Lo ammetto: l’Ucraina è stata invasa da Putin, che è un dittatore criminale, ma non ho mai avuto simpatia politica per Zelensky. La guerra per me è sempre una follia atroce, come vediamo ora anche a Gaza e in Israele, e in Ucraina sarebbe una follia ancora peggiore se avesse ragione il sindaco di Kiev.
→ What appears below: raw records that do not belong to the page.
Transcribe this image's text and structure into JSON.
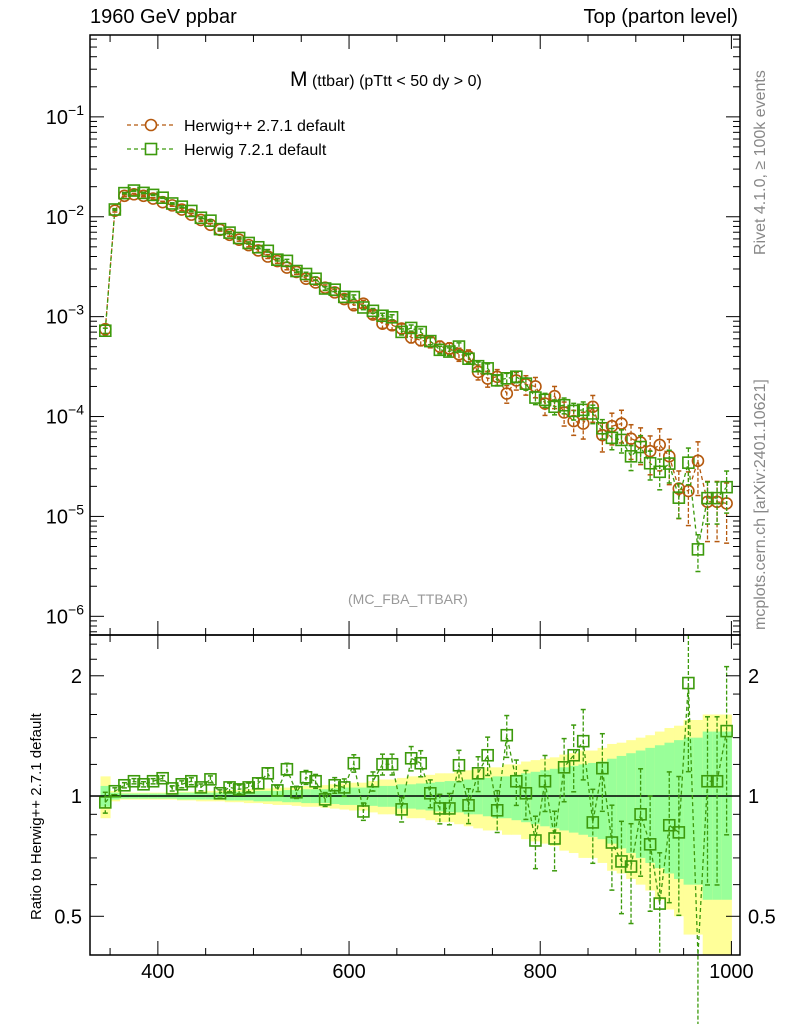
{
  "header": {
    "left": "1960 GeV ppbar",
    "right": "Top (parton level)"
  },
  "side": {
    "rivet": "Rivet 4.1.0, ≥ 100k events",
    "mcplots": "mcplots.cern.ch [arXiv:2401.10621]"
  },
  "chart_data": {
    "type": "line",
    "title_main": "M",
    "title_rest": "(ttbar) (pTtt < 50 dy > 0)",
    "analysis": "(MC_FBA_TTBAR)",
    "xlabel": "",
    "ylabel_ratio": "Ratio to Herwig++ 2.7.1 default",
    "xlim": [
      329,
      1009
    ],
    "ylim": [
      6.5e-07,
      0.66
    ],
    "yscale": "log",
    "ratio_ylim": [
      0.4,
      2.53
    ],
    "ratio_yscale": "log",
    "x_ticks": [
      400,
      600,
      800,
      1000
    ],
    "y_ticks": [
      {
        "v": 0.1,
        "base": "10",
        "exp": "−1"
      },
      {
        "v": 0.01,
        "base": "10",
        "exp": "−2"
      },
      {
        "v": 0.001,
        "base": "10",
        "exp": "−3"
      },
      {
        "v": 0.0001,
        "base": "10",
        "exp": "−4"
      },
      {
        "v": 1e-05,
        "base": "10",
        "exp": "−5"
      },
      {
        "v": 1e-06,
        "base": "10",
        "exp": "−6"
      }
    ],
    "ratio_ticks": [
      {
        "v": 0.5,
        "label": "0.5"
      },
      {
        "v": 1,
        "label": "1"
      },
      {
        "v": 2,
        "label": "2"
      }
    ],
    "legend": {
      "position": "top-left"
    },
    "colors": {
      "herwigpp": "#b5590e",
      "herwig7": "#3c9a0c",
      "band_outer": "#ffff99",
      "band_inner": "#99ff99"
    },
    "x": [
      345,
      355,
      365,
      375,
      385,
      395,
      405,
      415,
      425,
      435,
      445,
      455,
      465,
      475,
      485,
      495,
      505,
      515,
      525,
      535,
      545,
      555,
      565,
      575,
      585,
      595,
      605,
      615,
      625,
      635,
      645,
      655,
      665,
      675,
      685,
      695,
      705,
      715,
      725,
      735,
      745,
      755,
      765,
      775,
      785,
      795,
      805,
      815,
      825,
      835,
      845,
      855,
      865,
      875,
      885,
      895,
      905,
      915,
      925,
      935,
      945,
      955,
      965,
      975,
      985,
      995
    ],
    "series": [
      {
        "name": "Herwig++ 2.7.1 default",
        "values": [
          0.00075,
          0.0115,
          0.0162,
          0.0168,
          0.0162,
          0.0152,
          0.014,
          0.013,
          0.0118,
          0.0105,
          0.0093,
          0.0083,
          0.0074,
          0.0066,
          0.0059,
          0.0052,
          0.0046,
          0.004,
          0.0036,
          0.0031,
          0.0028,
          0.0024,
          0.0022,
          0.00195,
          0.00175,
          0.0015,
          0.0013,
          0.00135,
          0.00105,
          0.00085,
          0.00082,
          0.00076,
          0.00062,
          0.00058,
          0.00056,
          0.0005,
          0.00048,
          0.00042,
          0.0004,
          0.00028,
          0.00024,
          0.00025,
          0.00017,
          0.00023,
          0.00021,
          0.0002,
          0.000135,
          0.00016,
          0.00011,
          9e-05,
          8.5e-05,
          0.000125,
          6.5e-05,
          8e-05,
          8.5e-05,
          6e-05,
          5.5e-05,
          4.5e-05,
          5.2e-05,
          4e-05,
          1.9e-05,
          1.8e-05,
          3.6e-05,
          1.4e-05,
          1.4e-05,
          1.35e-05
        ],
        "rel_err": [
          0.12,
          0.03,
          0.02,
          0.02,
          0.02,
          0.02,
          0.02,
          0.02,
          0.025,
          0.025,
          0.03,
          0.03,
          0.03,
          0.035,
          0.035,
          0.04,
          0.04,
          0.045,
          0.05,
          0.05,
          0.055,
          0.06,
          0.06,
          0.065,
          0.07,
          0.075,
          0.08,
          0.08,
          0.09,
          0.1,
          0.1,
          0.11,
          0.12,
          0.12,
          0.13,
          0.14,
          0.14,
          0.15,
          0.16,
          0.17,
          0.18,
          0.18,
          0.2,
          0.2,
          0.22,
          0.23,
          0.24,
          0.25,
          0.27,
          0.28,
          0.3,
          0.3,
          0.32,
          0.35,
          0.36,
          0.38,
          0.4,
          0.42,
          0.45,
          0.48,
          0.5,
          0.55,
          0.55,
          0.6,
          0.6,
          0.6
        ]
      },
      {
        "name": "Herwig 7.2.1 default",
        "ratio": [
          0.964,
          1.028,
          1.064,
          1.089,
          1.07,
          1.089,
          1.108,
          1.045,
          1.07,
          1.089,
          1.051,
          1.101,
          1.016,
          1.051,
          1.039,
          1.051,
          1.076,
          1.14,
          1.033,
          1.167,
          1.022,
          1.114,
          1.089,
          0.981,
          1.064,
          1.051,
          1.208,
          0.915,
          1.089,
          1.201,
          1.201,
          0.926,
          1.243,
          1.208,
          1.016,
          0.931,
          0.931,
          1.194,
          0.948,
          1.14,
          1.265,
          0.921,
          1.42,
          1.089,
          1.016,
          0.774,
          1.089,
          0.783,
          1.18,
          1.265,
          1.372,
          0.859,
          1.174,
          0.765,
          0.686,
          0.666,
          0.9,
          0.757,
          0.538,
          0.845,
          0.811,
          1.918,
          0.13,
          1.089,
          1.089,
          1.454
        ],
        "rel_err": [
          0.06,
          0.02,
          0.015,
          0.015,
          0.015,
          0.015,
          0.015,
          0.015,
          0.02,
          0.02,
          0.02,
          0.02,
          0.02,
          0.025,
          0.025,
          0.025,
          0.03,
          0.03,
          0.03,
          0.035,
          0.035,
          0.04,
          0.04,
          0.04,
          0.045,
          0.05,
          0.05,
          0.05,
          0.055,
          0.06,
          0.06,
          0.07,
          0.07,
          0.075,
          0.08,
          0.085,
          0.09,
          0.09,
          0.1,
          0.1,
          0.11,
          0.12,
          0.12,
          0.13,
          0.14,
          0.15,
          0.16,
          0.17,
          0.18,
          0.19,
          0.2,
          0.21,
          0.22,
          0.24,
          0.26,
          0.28,
          0.3,
          0.32,
          0.34,
          0.36,
          0.38,
          0.4,
          0.4,
          0.45,
          0.45,
          0.45
        ]
      }
    ]
  }
}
Per questo oggi me la cavo dando un po’ di spazio a una collega che è molto impegnata a far conoscere chi, in Russia, si oppone alla guerra rischiando la propria libertà e anche la propria vita. Molti suoi articoli sul tema sono apparsi, da quando i carri armati di Putin sono arrivati fino alla capitale ucraina, sull’Avvenire, e i materiali di questa continua ricerca e documentazione sono ora confluiti in un libro intitolato Voci dall’altra Russia. Quelli che resistono alla guerra (edito da Ilmiolibro). L’autrice, Raffaella Chiodo Karpinsky, ringrazia tra gli altri per il sostegno ricevuto Chiara Ingrao e Sergio Sergi, ex corrispondente dell’Unità da Mosca, e io ne approfitto per salutarli.
Domani, mercoledì 6 dicembre, il libro sarà presentato a Milano alle 18,30 nello spazio “The Art Land” alla Fabbrica del Vapore in via Procaccini 4. Con la partecipazione di Anna Del Freo, della Federazione europea dei giornalisti, e di Gian Marco Duina, presidente delle Brigate volontarie per l’emergenza di Milano.
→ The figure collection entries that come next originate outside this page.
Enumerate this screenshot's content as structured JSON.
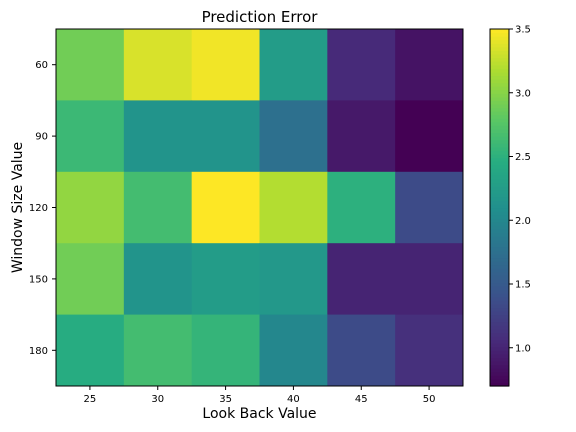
{
  "chart_data": {
    "type": "heatmap",
    "title": "Prediction Error",
    "xlabel": "Look Back Value",
    "ylabel": "Window Size Value",
    "x_categories": [
      "25",
      "30",
      "35",
      "40",
      "45",
      "50"
    ],
    "y_categories": [
      "60",
      "90",
      "120",
      "150",
      "180"
    ],
    "values": [
      [
        2.9,
        3.35,
        3.45,
        2.25,
        1.05,
        0.85
      ],
      [
        2.6,
        2.15,
        2.15,
        1.75,
        0.9,
        0.65
      ],
      [
        3.05,
        2.65,
        3.5,
        3.2,
        2.5,
        1.35
      ],
      [
        2.9,
        2.15,
        2.25,
        2.2,
        1.0,
        1.0
      ],
      [
        2.45,
        2.65,
        2.55,
        2.0,
        1.35,
        1.1
      ]
    ],
    "colorbar": {
      "min": 0.7,
      "max": 3.5,
      "ticks": [
        "1.0",
        "1.5",
        "2.0",
        "2.5",
        "3.0",
        "3.5"
      ],
      "colormap": "viridis"
    },
    "grid": false
  }
}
Nella copertina del libro campeggia la foto di un cane sulla neve fatta circolare da pacifisti russi: sotto l’animale si possono leggere le parole che significano “no alla guerra”. Una parola, guerra, che pur se usata in riferimento all’Ucraina dallo stesso Putin al recente G20 («dobbiamo pensare – ha aggiunto in modo surreale – a come porre fine a questa tragedia…») è vietato per legge a tutti gli altri russi di pronunciare al posto della definizione ufficiale “Operazione militare speciale”.
L’immagine rimanda a un discorso del direttore della Novaya Gazeta e premio Nobel per la pace Dmitry Muratov (recentemente definito dal regime “agente straniero”) a proposito del deputato russo Aleksey Gorinov, arrestato per aver disobbedito al divieto: «Al deputato Gorinov hanno dato sette anni di galera per una parola di cinque lettere che non si può pronunciare in Russia – è la prima parola del romanzo di Tolstoj, dove la seconda parola è “pace”. Ha 61 anni, è uno scienziato, ha gravi problemi di salute. Pensava fosse possibile dire che quando è in corso un confitto sanguinoso non è un buon momento per organizzare concorsi di disegno per bambini. Per questo si è beccato sette anni di carcere. Poco prima della sentenza aveva raccolto per strada un cane randagio. Dopo la condanna il cane non si è fatto avvicinare più da nessuno ed è morto di fame da solo. È opportuno che qui davanti a voi, durante questa terribile tragedia, io vi parli di un cane? Devo dirvi sì. Perché in questa storia gli animali sono più nobili dei giudici e più nobili dei carnefici…».
Leggere questo libro, per conoscere e sostenere le tante e i tanti che come Muratov e Gorinov in Russia si ribellano a Putin e alla guerra.